L'amour ferme les yeux

L ’impression de pénétrer dans un passé qui n’est pas celui des siens, mais aussi, parfois, de parcourir l’album photo d’une famille qui n’est pas la sienne ; deux sensations qui saisissent dès les premières planches, notamment du fait de l’utilisation de la technique de la carte à gratter et de son rendu désuet en ces planches.

Raconter son histoire, ou plutôt celle des siens, c’est ce que fait Line Hoven dans cette bande dessinée qui s’ouvre, d’un côté, dans une Allemagne où le nazisme s’impose et, de l’autre, aux États-Unis où le président Roosevelt prépare son peuple à entrer en guerre. De part et d’autre de l’Atlantique, deux couples se forment, ils auront des enfants, dont une fille et un garçon qui se rencontreront et auront à leur tour une petite fille : la narratrice. Le dessin confère une ambiance sombre et pesante au récit, aussi marqué par l’aspect fantomatique des personnages, comme figés dans des clichés d’un autre temps.

Chaque génération semble hantée par celle qui l’a précédée. Les pièces manquantes du puzzle familial sont parfois signifiées par l’auteure qui, sans doute elle-même, ne les détient pas toutes. C’est dans cette reconstitution, même partielle, qu’aurait pu - pour ne pas dire dû - se trouver l’attrait de L’amour ferme les yeux ; elle n’est cependant guère réalisable. Les cinq tranches de vies rapportées dans ces pages, si elles fonctionnent individuellement et ensemble, n'en apparaissent pas moins comme autant d’ébauches inabouties qui ne permettent pas d’aller au-delà de la surface des choses. Si la lecture est gênée par la difficulté de distinguer les protagonistes, ainsi que les lieux et les époques, du fait d'une très forte unité graphique, ce sont surtout les vides qui empêchent d’accéder à l’âme de ce livre.

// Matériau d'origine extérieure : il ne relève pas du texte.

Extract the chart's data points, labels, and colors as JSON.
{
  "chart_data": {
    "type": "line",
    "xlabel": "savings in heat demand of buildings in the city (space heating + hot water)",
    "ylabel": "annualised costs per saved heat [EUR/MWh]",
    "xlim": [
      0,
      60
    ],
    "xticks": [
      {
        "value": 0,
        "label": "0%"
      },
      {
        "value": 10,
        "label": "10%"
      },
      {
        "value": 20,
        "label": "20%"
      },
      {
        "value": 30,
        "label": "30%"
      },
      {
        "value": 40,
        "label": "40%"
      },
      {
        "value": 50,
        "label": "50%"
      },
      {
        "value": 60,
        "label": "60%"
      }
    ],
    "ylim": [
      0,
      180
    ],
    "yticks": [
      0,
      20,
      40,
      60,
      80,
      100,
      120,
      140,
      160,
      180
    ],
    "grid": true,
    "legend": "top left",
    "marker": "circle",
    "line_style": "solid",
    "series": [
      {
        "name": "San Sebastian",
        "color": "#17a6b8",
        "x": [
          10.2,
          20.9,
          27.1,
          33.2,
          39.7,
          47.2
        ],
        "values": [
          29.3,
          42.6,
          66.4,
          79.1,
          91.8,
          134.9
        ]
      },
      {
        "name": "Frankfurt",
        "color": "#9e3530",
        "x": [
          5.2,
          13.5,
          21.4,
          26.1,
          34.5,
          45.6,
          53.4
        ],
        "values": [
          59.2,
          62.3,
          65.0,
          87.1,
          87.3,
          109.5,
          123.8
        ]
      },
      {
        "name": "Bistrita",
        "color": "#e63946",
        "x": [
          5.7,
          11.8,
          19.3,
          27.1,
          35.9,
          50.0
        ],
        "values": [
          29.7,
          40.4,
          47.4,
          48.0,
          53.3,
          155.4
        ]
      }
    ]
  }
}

De fait, le sentiment de rester à la porte prédomine, comme si Line Hoven avait omis de délivrer certaines clés qui eussent été nécessaires à donner du sens et de la profondeur à L’amour ferme les yeux. C’est d’autant plus dommage que son blog laisse à penser qu’elle peut emmener son lecteur bien plus loin, tout du moins par son trait.